Chance plays an important role in sampling. Chance cannot be eliminated, but the probability of variation being due to chance can be decreased by collecting a large sample, and random sampling. In this case, the height of clovers would be considered continuous variation, as opposed to discontinuous. Continuous means that the clovers can have any height between certain values e.g. 2.1cm, 2.2cm or 2.25. Could one clover have a height of 2.24cm? Yes, that’s perfectly possible.
An example of discontinuous variation is the number of toes. It’s either 10, or more rarely a couple more or a couple less. So it could be 8, 10 or 12. Could someone have 12.35 toes? No.
Back to the clovers. You’ve got the data, and if you were to plot it, then what you’d get is a normal distribution curve. This means that most clovers will have about the same height, with a few deviating from the mean. The extent to which deviation from the mean occurs is called the standard deviation. This shows the spread of data around the mean.

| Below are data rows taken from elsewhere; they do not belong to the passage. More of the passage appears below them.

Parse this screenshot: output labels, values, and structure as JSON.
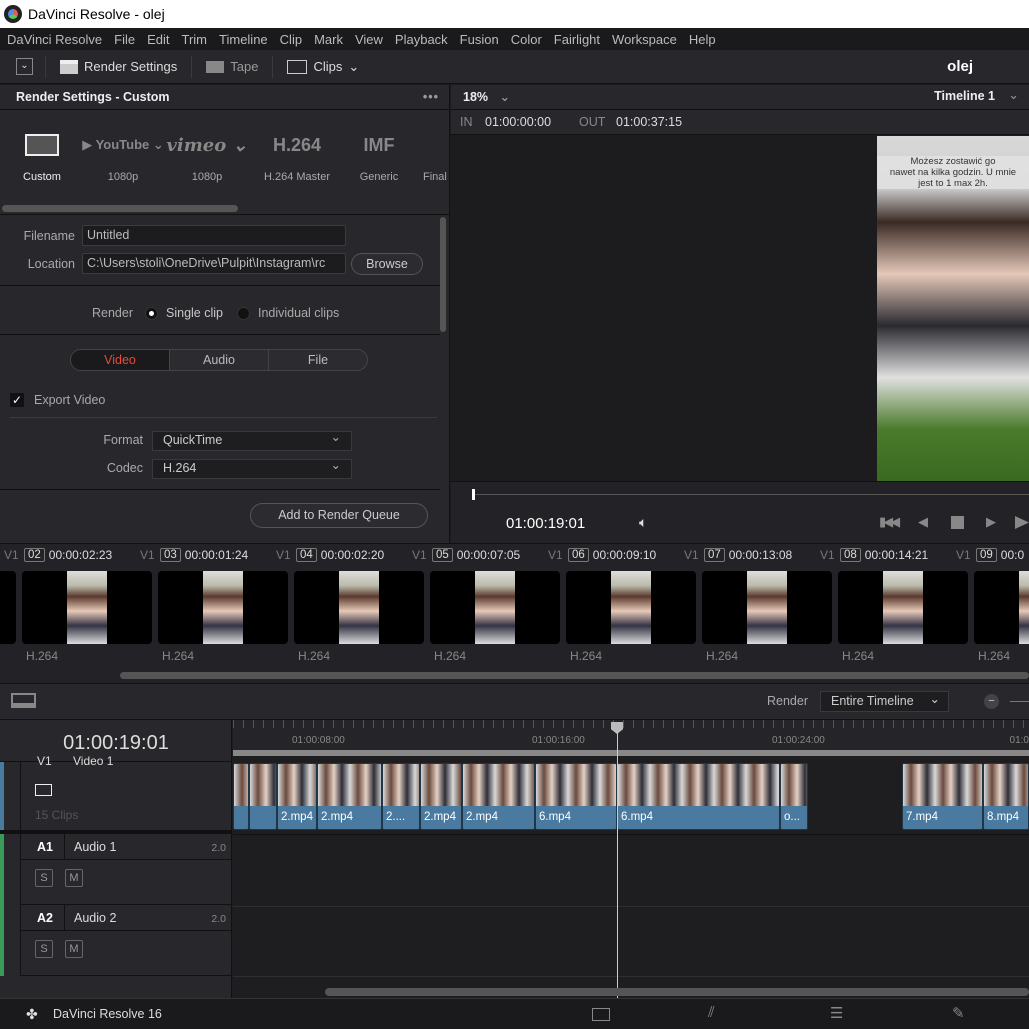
{
  "app": {
    "title": "DaVinci Resolve - olej",
    "project": "olej",
    "footer": "DaVinci Resolve 16"
  },
  "menu": [
    "DaVinci Resolve",
    "File",
    "Edit",
    "Trim",
    "Timeline",
    "Clip",
    "Mark",
    "View",
    "Playback",
    "Fusion",
    "Color",
    "Fairlight",
    "Workspace",
    "Help"
  ],
  "toolbar": {
    "render_settings": "Render Settings",
    "tape": "Tape",
    "clips": "Clips"
  },
  "render": {
    "title": "Render Settings - Custom",
    "more": "•••",
    "presets": [
      {
        "name": "",
        "label": "Custom",
        "icon": "film-icon"
      },
      {
        "name": "▶ YouTube ⌄",
        "label": "1080p"
      },
      {
        "name": "vimeo ⌄",
        "label": "1080p"
      },
      {
        "name": "H.264",
        "label": "H.264 Master"
      },
      {
        "name": "IMF",
        "label": "Generic"
      },
      {
        "name": "",
        "label": "Final"
      }
    ],
    "filename_label": "Filename",
    "filename": "Untitled",
    "location_label": "Location",
    "location": "C:\\Users\\stoli\\OneDrive\\Pulpit\\Instagram\\rc",
    "browse": "Browse",
    "render_label": "Render",
    "single_clip": "Single clip",
    "individual_clips": "Individual clips",
    "render_mode": "Single clip",
    "tabs": [
      "Video",
      "Audio",
      "File"
    ],
    "active_tab": "Video",
    "export_video": "Export Video",
    "export_video_checked": true,
    "format_label": "Format",
    "format": "QuickTime",
    "codec_label": "Codec",
    "codec": "H.264",
    "add_queue": "Add to Render Queue"
  },
  "viewer": {
    "zoom": "18%",
    "timeline": "Timeline 1",
    "in_label": "IN",
    "in": "01:00:00:00",
    "out_label": "OUT",
    "out": "01:00:37:15",
    "timecode": "01:00:19:01",
    "overlay_text": [
      "Możesz zostawić go",
      "nawet na kilka godzin. U mnie",
      "jest to 1 max 2h."
    ]
  },
  "clips": [
    {
      "track": "V1",
      "num": "02",
      "duration": "00:00:02:23",
      "codec": "H.264"
    },
    {
      "track": "V1",
      "num": "03",
      "duration": "00:00:01:24",
      "codec": "H.264"
    },
    {
      "track": "V1",
      "num": "04",
      "duration": "00:00:02:20",
      "codec": "H.264"
    },
    {
      "track": "V1",
      "num": "05",
      "duration": "00:00:07:05",
      "codec": "H.264"
    },
    {
      "track": "V1",
      "num": "06",
      "duration": "00:00:09:10",
      "codec": "H.264"
    },
    {
      "track": "V1",
      "num": "07",
      "duration": "00:00:13:08",
      "codec": "H.264"
    },
    {
      "track": "V1",
      "num": "08",
      "duration": "00:00:14:21",
      "codec": "H.264"
    },
    {
      "track": "V1",
      "num": "09",
      "duration": "00:0",
      "codec": "H.264"
    }
  ],
  "timeline": {
    "render_label": "Render",
    "render_range": "Entire Timeline",
    "timecode": "01:00:19:01",
    "ruler": [
      "01:00:08:00",
      "01:00:16:00",
      "01:00:24:00",
      "01:0"
    ],
    "video_track": {
      "id": "V1",
      "name": "Video 1",
      "count": "15 Clips"
    },
    "audio_tracks": [
      {
        "id": "A1",
        "name": "Audio 1",
        "channels": "2.0"
      },
      {
        "id": "A2",
        "name": "Audio 2",
        "channels": "2.0"
      }
    ],
    "solo": "S",
    "mute": "M",
    "track_clips": [
      "",
      "",
      "2.mp4",
      "2.mp4",
      "2....",
      "2.mp4",
      "2.mp4",
      "6.mp4",
      "6.mp4",
      "o...",
      "7.mp4",
      "8.mp4"
    ]
  }
}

The middle value, which is the mean, will have the highest frequency, whereas the extreme values i.e. midget clovers and gigantoclovers will have the lowest frequency.

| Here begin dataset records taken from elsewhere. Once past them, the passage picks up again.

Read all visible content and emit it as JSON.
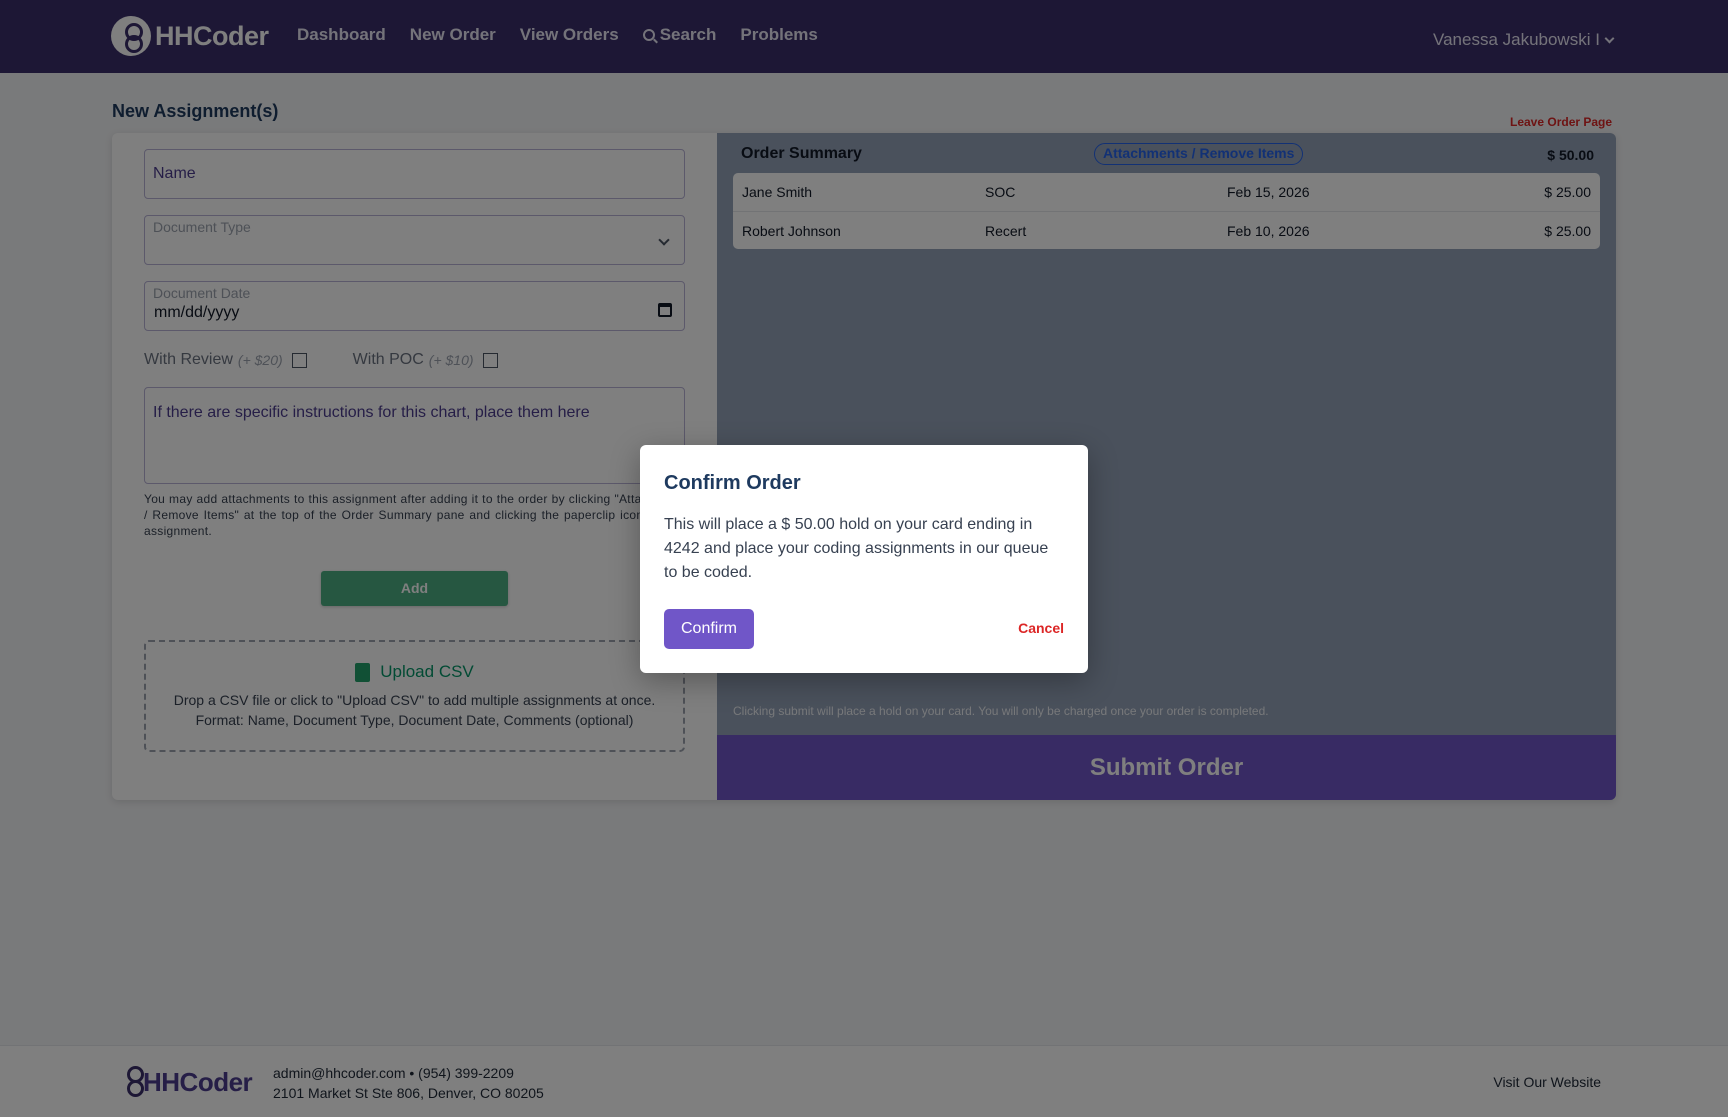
{
  "nav": {
    "brand": "HHCoder",
    "links": [
      "Dashboard",
      "New Order",
      "View Orders",
      "Search",
      "Problems"
    ],
    "user": "Vanessa Jakubowski I"
  },
  "page": {
    "title": "New Assignment(s)",
    "leave_link": "Leave Order Page"
  },
  "form": {
    "name_placeholder": "Name",
    "doc_type_label": "Document Type",
    "doc_date_label": "Document Date",
    "doc_date_value": "mm/dd/yyyy",
    "review_label": "With Review",
    "review_price": "(+ $20)",
    "poc_label": "With POC",
    "poc_price": "(+ $10)",
    "comments_placeholder": "If there are specific instructions for this chart, place them here",
    "attach_note": "You may add attachments to this assignment after adding it to the order by clicking \"Attachments / Remove Items\" at the top of the Order Summary pane and clicking the paperclip icon for that assignment.",
    "add_label": "Add"
  },
  "upload": {
    "title": "Upload CSV",
    "icon": "csv-file-icon",
    "line1": "Drop a CSV file or click to \"Upload CSV\" to add multiple assignments at once.",
    "line2": "Format: Name, Document Type, Document Date, Comments (optional)"
  },
  "summary": {
    "title": "Order Summary",
    "attach_btn": "Attachments / Remove Items",
    "total": "$ 50.00",
    "rows": [
      {
        "name": "Jane Smith",
        "type": "SOC",
        "date": "Feb 15, 2026",
        "price": "$ 25.00"
      },
      {
        "name": "Robert Johnson",
        "type": "Recert",
        "date": "Feb 10, 2026",
        "price": "$ 25.00"
      }
    ],
    "hold_note": "Clicking submit will place a hold on your card. You will only be charged once your order is completed.",
    "submit_label": "Submit Order"
  },
  "modal": {
    "title": "Confirm Order",
    "body": "This will place a $ 50.00 hold on your card ending in 4242 and place your coding assignments in our queue to be coded.",
    "confirm_label": "Confirm",
    "cancel_label": "Cancel"
  },
  "footer": {
    "brand": "HHCoder",
    "contact_line": "admin@hhcoder.com • (954) 399-2209",
    "address": "2101 Market St Ste 806, Denver, CO 80205",
    "website_link": "Visit Our Website"
  },
  "colors": {
    "nav_bg": "#3b2f6b",
    "accent": "#7056c8",
    "add_button": "#4caf82",
    "danger": "#dc2626"
  }
}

The first graph would show a sample of clovers where the vast majority have a similar height, and only a few deviate from the mean. The second graph would represent the heights of a clover sample where most have a similar height, and a significant number deviate from the mean.
Competition, breeding success and survival
Non-living factors such as light intensity, temperature and humidity determine the number of organisms that a habitat can sustain. All species have a varying degree of ability to withstand harsh or fluctuating conditions, called resilience. If an abiotic factor changes dramatically in favour of a population – for example, plenty more light in a field – then the population will increase provided no other factors are limiting. The opposite is true if an abiotic factor changes against the resilience limit of a population – it will decrease.

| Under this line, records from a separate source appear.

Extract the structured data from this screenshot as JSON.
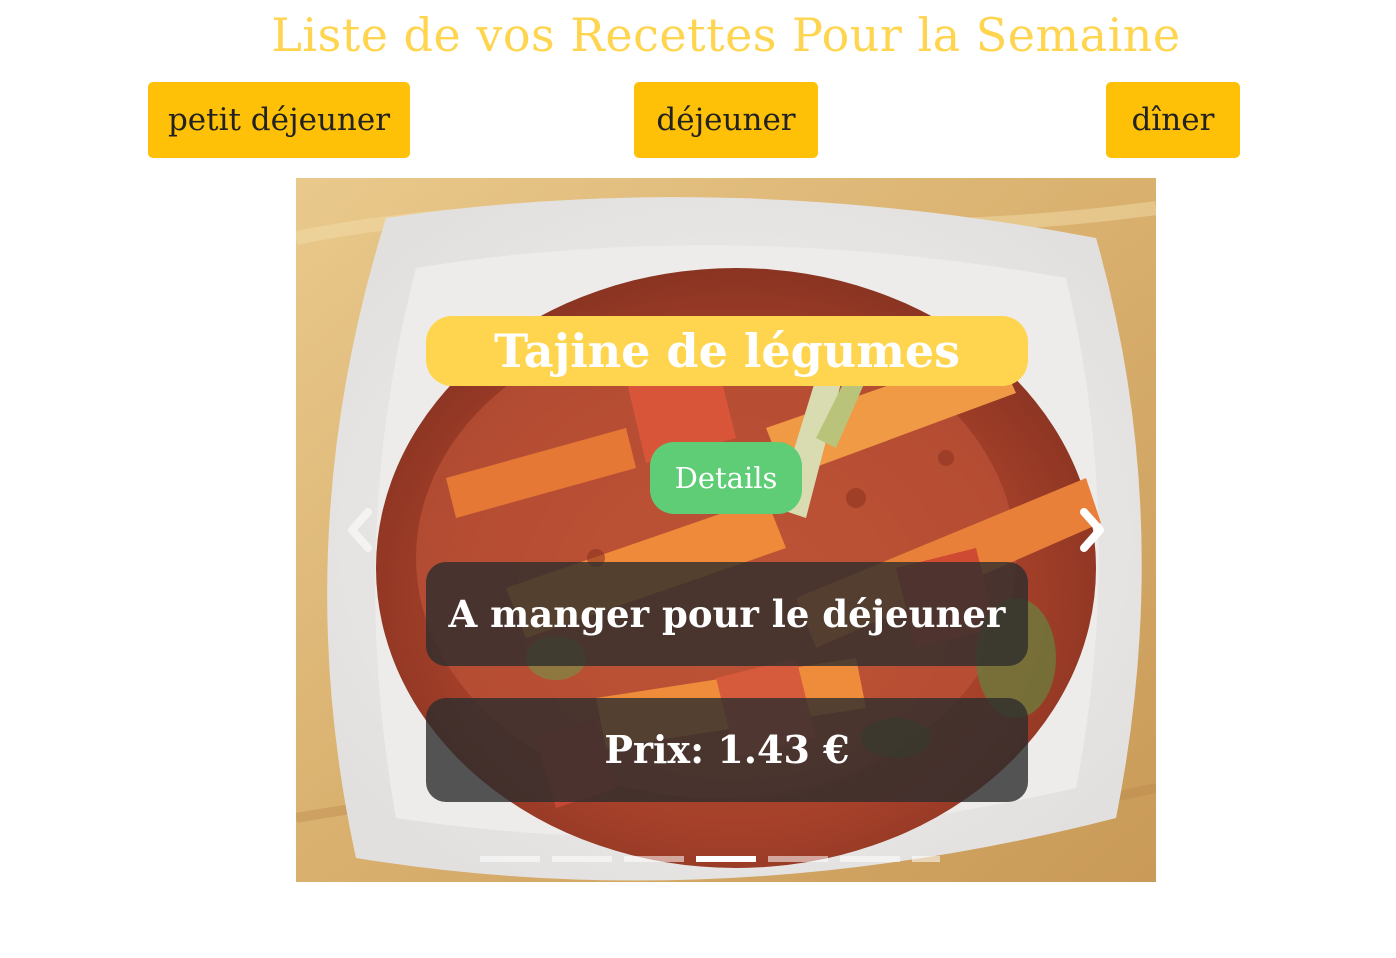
{
  "page": {
    "title": "Liste de vos Recettes Pour la Semaine"
  },
  "meal_buttons": {
    "breakfast": "petit déjeuner",
    "lunch": "déjeuner",
    "dinner": "dîner"
  },
  "carousel": {
    "recipe_name": "Tajine de légumes",
    "details_label": "Details",
    "meal_info": "A manger pour le déjeuner",
    "price": "Prix: 1.43 €",
    "slide_count": 7,
    "active_slide": 4,
    "icons": {
      "prev": "chevron-left-icon",
      "next": "chevron-right-icon"
    }
  },
  "colors": {
    "title": "#ffd54f",
    "meal_button": "#ffc107",
    "recipe_name_bg": "#ffd54f",
    "details_button": "#5ecd76",
    "info_box_bg": "#2d2d2d"
  }
}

“Living factors” refer to all interactions between organisms, be it a bunny rabbit being predated, or two shrubs competing for sunlight. All individual actions between organisms form a web which impacts on all populations in an ecosystem, therefore determining their sizes.
Interspecific competition refers to competition between members of different species for the same resources (food, light, water. etc.). Often when a new species is introduced in a habitat, say the American ladybird to the UK, if the invader species is better adapted, then the host population decreases in size. This may lead to extinction in some cases of the host species.
[Can’t remember the difference between interspecific and intraspecific? Interspecific is like the internet – different things come together.]
Intraspecific competition refers to competition between members of the same species. If a population of apple trees all compete for a source of light, then each apple tree is taking up some light that has now become unavailable to a different apple tree. There are only so many apple trees which that habitat can sustain. The maximum population size sustainable indefinitely in a habitat is called the carrying capacity.
Suppose you start off with equal populations of wolves and rabbits, and all the wolves rely on the rabbits for food. As the wolves start predating the rabbits, the rabbit population will decrease, while the wolf population will be sustained. Now there are fewer rabbits, so some wolves won’t have any food left. These wolves will die, so the wolf population will decrease. What will happen to the rabbit population now? Well, there are fewer wolves so they are predated less. The rabbit population will increase, followed by an increase in the wolf population, and so on.
The predator-prey relationship is very intricate, so the two affect each other and hence their population sizes rise and fall accordingly.